Sementara itu, garis kemiskinan pada September 2024 tercatat sebesar Rp595.242/kapita/bulan. Pada periode yang sama, rata-rata rumah tangga miskin di Indonesia memiliki 4,71 orang anggota rumah tangga. Dengan demikian, garis kemiskinan per rumah tangga rata-rata Rp2.803.590/rumah tangga miskin/bulan. Namun, banyak daerah yang nominal gaji individu rakyatnya di bawah garis kemiskinan.
Ternyata, miskin itu merupakan sesuatu yang relatif dalam sistem hari ini.
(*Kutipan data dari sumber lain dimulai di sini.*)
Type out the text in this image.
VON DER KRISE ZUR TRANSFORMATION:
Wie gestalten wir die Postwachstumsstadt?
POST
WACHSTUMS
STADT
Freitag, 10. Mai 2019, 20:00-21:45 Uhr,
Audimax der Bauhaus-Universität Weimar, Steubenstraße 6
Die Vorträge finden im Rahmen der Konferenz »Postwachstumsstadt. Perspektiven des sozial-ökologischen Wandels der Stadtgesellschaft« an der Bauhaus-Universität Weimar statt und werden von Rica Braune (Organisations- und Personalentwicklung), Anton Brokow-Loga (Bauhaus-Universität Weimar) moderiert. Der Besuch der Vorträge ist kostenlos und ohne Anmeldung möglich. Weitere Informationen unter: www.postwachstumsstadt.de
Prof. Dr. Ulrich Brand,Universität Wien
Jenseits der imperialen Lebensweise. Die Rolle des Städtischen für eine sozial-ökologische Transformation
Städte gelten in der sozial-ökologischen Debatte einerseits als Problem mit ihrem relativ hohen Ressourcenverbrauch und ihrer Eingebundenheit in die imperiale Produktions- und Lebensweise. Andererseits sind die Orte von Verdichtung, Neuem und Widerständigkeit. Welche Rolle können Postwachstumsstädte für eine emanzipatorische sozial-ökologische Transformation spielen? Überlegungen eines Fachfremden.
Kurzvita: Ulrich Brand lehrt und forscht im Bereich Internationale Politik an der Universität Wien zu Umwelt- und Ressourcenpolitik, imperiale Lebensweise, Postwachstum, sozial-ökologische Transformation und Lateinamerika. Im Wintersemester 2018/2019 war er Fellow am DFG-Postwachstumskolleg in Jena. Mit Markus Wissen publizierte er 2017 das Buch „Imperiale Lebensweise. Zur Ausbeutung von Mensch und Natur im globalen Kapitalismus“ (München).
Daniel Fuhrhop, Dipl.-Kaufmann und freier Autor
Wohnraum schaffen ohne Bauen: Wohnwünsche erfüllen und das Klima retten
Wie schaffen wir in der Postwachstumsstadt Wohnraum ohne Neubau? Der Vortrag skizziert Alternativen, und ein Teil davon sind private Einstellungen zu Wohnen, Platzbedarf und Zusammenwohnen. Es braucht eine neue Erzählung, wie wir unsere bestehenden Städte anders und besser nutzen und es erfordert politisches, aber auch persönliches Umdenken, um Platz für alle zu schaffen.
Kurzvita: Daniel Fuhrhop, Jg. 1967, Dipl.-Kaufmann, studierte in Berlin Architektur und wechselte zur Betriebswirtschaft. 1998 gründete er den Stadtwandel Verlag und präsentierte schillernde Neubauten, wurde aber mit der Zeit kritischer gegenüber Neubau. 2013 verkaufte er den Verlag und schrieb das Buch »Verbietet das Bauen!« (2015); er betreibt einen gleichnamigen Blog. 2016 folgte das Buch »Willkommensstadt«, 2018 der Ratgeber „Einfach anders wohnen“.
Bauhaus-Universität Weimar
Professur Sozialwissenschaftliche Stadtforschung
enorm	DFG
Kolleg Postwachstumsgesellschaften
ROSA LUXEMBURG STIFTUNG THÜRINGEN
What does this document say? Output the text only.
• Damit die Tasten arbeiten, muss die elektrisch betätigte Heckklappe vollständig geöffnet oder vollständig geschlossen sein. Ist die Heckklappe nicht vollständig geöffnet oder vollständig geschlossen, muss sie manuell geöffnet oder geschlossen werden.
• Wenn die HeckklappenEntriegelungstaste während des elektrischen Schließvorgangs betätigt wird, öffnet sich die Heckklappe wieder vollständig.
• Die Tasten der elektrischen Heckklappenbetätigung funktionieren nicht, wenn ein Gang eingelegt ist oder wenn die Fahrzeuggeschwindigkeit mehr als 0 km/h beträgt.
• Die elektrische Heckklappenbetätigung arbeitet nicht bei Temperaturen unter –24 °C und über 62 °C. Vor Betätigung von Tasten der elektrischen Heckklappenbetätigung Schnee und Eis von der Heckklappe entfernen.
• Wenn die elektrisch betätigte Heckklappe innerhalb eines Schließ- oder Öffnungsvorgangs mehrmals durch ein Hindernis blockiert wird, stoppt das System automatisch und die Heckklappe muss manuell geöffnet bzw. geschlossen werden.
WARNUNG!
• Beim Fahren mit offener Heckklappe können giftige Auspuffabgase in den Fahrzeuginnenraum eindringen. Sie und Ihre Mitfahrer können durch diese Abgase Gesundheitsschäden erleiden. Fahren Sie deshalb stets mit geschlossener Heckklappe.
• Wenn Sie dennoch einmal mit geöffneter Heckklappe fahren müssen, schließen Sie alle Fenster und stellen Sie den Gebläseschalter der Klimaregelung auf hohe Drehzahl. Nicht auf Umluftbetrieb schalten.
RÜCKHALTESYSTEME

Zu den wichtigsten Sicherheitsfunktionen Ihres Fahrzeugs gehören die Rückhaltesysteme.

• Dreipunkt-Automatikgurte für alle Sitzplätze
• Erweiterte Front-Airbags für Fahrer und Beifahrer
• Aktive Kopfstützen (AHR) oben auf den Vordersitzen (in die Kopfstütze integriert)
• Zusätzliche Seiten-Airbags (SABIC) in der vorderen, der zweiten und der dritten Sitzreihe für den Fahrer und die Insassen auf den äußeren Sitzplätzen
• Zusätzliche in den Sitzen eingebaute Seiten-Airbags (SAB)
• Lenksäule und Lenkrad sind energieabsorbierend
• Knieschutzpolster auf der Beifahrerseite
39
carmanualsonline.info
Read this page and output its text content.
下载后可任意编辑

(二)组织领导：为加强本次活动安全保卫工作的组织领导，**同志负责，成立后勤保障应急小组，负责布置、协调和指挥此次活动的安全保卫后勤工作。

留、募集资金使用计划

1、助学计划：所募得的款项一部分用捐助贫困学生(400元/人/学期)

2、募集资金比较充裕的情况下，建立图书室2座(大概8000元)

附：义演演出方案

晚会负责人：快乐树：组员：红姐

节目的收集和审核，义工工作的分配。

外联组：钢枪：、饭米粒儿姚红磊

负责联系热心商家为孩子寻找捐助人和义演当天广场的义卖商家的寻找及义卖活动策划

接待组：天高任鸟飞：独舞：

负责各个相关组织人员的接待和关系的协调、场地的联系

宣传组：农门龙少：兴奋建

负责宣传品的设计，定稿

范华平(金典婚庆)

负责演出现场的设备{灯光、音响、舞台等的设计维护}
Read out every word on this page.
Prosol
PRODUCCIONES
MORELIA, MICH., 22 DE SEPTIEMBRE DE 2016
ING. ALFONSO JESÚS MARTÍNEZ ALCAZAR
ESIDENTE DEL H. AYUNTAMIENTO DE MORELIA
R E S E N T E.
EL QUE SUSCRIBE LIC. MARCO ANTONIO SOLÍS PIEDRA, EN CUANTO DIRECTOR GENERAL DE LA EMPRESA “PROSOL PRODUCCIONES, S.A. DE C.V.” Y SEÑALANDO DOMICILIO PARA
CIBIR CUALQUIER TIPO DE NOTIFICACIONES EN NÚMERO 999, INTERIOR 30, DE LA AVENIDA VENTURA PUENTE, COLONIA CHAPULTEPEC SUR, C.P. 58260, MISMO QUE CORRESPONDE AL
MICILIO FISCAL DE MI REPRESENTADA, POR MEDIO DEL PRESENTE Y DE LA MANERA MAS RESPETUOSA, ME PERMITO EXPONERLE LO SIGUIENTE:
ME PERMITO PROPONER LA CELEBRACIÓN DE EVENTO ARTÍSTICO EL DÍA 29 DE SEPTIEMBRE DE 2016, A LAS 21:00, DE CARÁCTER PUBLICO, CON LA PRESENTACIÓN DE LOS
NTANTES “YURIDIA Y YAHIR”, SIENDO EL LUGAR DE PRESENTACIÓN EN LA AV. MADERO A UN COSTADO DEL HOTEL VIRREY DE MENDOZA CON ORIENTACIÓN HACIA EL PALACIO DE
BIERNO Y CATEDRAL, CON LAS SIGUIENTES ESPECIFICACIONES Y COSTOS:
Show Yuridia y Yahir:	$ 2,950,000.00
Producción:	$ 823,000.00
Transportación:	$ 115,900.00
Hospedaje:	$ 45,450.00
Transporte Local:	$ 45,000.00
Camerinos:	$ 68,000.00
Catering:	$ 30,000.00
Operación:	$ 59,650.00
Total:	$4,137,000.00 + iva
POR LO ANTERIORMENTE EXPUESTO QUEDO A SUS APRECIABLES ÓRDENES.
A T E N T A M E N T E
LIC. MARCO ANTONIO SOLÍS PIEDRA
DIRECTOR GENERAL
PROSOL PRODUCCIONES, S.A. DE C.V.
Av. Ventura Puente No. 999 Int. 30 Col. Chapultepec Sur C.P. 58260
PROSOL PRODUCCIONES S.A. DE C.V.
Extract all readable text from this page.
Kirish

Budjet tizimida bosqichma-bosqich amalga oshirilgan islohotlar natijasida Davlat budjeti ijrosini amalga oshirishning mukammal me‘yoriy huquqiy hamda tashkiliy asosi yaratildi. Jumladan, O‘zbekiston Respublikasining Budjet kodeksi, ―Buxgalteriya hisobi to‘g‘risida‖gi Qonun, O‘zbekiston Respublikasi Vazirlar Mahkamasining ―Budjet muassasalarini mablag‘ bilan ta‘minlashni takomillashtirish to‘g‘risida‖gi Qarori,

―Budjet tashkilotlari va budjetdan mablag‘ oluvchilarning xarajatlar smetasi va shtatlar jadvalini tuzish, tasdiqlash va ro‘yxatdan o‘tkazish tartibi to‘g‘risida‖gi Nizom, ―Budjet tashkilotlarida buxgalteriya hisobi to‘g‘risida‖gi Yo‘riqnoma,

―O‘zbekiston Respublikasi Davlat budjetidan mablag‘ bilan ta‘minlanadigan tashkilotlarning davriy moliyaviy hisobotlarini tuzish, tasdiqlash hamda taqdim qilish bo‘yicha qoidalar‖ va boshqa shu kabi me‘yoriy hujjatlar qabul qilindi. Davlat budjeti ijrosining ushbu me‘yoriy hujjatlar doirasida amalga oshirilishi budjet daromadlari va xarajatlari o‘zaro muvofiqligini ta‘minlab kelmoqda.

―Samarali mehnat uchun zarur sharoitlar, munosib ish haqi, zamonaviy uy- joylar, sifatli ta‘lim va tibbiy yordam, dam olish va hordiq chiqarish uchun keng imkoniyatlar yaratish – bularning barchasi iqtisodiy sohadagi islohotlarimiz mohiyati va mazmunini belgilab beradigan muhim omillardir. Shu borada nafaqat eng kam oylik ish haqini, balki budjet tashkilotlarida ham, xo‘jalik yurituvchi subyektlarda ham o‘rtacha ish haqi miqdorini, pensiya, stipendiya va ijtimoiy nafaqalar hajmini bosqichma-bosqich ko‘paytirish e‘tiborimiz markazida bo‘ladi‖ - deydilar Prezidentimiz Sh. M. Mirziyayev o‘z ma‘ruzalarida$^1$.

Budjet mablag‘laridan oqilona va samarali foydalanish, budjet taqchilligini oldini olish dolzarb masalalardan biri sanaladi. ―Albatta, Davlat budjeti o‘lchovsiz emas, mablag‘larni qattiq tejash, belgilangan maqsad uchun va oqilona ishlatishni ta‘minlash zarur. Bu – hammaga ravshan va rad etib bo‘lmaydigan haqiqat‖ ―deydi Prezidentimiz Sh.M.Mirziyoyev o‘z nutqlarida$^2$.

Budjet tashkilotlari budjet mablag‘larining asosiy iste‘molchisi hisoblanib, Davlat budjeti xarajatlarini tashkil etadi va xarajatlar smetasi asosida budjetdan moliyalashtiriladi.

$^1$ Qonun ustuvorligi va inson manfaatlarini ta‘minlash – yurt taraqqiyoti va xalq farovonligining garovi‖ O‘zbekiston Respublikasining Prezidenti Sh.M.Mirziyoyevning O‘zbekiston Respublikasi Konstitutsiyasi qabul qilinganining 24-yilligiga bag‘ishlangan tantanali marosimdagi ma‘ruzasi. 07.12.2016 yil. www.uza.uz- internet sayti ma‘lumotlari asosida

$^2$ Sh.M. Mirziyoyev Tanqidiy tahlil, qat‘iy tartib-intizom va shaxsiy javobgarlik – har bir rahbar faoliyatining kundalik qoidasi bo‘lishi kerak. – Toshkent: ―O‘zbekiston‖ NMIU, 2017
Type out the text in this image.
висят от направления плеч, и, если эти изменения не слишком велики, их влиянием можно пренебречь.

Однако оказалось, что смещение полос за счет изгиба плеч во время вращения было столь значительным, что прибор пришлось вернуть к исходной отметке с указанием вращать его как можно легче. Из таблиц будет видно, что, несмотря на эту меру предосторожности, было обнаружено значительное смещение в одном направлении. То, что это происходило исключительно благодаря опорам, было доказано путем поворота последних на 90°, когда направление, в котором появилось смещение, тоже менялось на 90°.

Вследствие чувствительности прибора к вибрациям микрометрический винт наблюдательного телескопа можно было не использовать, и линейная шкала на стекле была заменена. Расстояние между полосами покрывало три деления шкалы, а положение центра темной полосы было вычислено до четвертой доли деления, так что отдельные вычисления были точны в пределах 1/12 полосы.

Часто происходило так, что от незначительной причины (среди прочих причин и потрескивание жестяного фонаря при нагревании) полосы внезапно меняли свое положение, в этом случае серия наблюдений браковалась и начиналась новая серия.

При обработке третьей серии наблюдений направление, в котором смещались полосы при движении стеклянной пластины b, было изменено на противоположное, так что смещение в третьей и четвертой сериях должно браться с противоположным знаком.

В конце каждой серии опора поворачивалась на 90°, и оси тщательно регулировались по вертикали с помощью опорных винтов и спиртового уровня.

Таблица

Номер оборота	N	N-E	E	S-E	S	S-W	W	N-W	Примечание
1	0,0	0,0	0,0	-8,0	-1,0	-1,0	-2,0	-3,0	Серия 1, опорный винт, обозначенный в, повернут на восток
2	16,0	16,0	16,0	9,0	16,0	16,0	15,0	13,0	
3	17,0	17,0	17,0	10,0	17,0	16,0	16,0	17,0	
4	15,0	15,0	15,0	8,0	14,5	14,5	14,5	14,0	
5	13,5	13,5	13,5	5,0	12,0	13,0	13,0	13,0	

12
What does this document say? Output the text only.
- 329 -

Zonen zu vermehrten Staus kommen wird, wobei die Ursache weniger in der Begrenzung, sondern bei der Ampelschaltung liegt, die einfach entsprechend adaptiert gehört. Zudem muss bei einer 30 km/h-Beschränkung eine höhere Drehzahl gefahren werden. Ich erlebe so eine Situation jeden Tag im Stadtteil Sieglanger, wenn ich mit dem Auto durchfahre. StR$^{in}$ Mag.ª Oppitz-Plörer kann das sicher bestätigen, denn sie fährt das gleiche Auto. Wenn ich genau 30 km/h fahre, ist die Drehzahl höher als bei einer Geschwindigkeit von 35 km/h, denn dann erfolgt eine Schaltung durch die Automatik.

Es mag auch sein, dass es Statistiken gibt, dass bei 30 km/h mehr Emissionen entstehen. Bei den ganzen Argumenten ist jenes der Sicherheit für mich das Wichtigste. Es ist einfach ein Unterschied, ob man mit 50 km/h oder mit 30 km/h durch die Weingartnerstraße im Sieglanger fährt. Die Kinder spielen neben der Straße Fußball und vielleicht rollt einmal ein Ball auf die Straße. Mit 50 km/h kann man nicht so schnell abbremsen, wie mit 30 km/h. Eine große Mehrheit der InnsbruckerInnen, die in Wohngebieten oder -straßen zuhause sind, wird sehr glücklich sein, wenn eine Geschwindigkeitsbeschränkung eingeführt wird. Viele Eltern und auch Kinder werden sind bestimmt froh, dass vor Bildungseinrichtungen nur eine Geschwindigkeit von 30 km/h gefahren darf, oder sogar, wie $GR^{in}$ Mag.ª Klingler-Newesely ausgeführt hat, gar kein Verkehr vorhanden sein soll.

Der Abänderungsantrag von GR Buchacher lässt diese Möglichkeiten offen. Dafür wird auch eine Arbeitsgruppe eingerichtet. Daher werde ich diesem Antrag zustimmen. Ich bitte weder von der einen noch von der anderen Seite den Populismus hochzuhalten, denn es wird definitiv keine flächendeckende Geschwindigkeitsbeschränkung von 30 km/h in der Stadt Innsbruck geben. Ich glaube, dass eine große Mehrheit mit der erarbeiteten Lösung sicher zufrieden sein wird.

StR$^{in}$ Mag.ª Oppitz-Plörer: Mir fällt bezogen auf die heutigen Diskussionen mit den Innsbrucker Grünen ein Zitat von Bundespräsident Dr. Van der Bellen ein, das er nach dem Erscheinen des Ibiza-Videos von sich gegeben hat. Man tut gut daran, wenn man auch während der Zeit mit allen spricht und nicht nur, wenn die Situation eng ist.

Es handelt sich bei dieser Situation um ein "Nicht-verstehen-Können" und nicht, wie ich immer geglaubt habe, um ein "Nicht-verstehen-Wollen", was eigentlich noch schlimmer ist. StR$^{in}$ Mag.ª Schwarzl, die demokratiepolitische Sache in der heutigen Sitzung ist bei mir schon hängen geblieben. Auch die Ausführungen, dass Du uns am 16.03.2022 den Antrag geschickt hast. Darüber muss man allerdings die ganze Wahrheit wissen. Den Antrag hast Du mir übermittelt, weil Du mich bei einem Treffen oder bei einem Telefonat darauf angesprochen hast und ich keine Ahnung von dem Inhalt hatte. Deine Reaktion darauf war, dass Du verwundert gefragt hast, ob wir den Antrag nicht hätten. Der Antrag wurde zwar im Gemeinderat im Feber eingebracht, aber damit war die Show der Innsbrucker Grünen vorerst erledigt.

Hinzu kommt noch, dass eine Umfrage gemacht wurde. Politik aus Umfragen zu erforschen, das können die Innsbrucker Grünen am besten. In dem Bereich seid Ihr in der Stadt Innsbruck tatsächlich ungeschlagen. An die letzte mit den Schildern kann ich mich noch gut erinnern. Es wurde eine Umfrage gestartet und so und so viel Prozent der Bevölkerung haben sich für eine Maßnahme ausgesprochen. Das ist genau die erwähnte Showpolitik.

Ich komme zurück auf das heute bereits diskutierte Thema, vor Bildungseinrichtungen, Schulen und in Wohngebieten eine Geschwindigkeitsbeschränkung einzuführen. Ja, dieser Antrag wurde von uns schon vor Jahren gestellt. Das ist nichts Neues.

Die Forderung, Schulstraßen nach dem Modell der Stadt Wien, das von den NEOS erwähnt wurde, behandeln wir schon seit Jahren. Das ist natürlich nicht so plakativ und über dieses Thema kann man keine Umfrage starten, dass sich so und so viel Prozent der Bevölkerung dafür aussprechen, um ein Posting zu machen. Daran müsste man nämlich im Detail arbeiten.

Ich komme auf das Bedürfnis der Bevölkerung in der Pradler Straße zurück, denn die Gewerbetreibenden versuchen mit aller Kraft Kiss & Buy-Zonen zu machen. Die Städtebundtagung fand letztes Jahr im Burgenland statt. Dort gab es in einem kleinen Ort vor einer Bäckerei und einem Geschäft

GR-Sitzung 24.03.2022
Miskin atau tidak miskin ternyata tergantung pada standar kemiskinan yang digunakan, versi Badan Pusat Statistik (BPS) ataukah Bank Dunia.
Perihal perbedaan standar kemiskinan ini, Kepala BPS Amalia Adininggar Widyasanti mengungkapkan bahwa memang terdapat perbedaan patokan penilaian atas kemiskinan antara Bank Dunia dengan BPS RI. Ia mengatakan, Bank Dunia menilai kemiskinan melalui standar masyarakat menengah atas, yakni sistem purchasing power parity (PPP) 2017 yang mencapai USD6,85 per kapita. Artinya, kita tidak bisa langsung mengonversi dengan nilai tukar saat ini karena itu adalah nilai tukar PPP yang basisnya 2017 sehingga angka hasil konversinya akan berbeda.
Ia juga mengatakan, garis kemiskinan dunia yang ditetapkan Bank Dunia tidak seharusnya langsung diterapkan oleh masing-masing negara. Sebabnya, tiap negara memiliki nilai garis kemiskinan sendiri.
Banyak negara yang memiliki garis kemiskinan di wilayahnya yang dihitung berdasarkan keunikan dan standar hidupnya masing-masing. Untuk itu wajar jika garis kemiskinan milik Bank Dunia juga berbeda dengan garis kemiskinan yang ditetapkan Pemerintah RI.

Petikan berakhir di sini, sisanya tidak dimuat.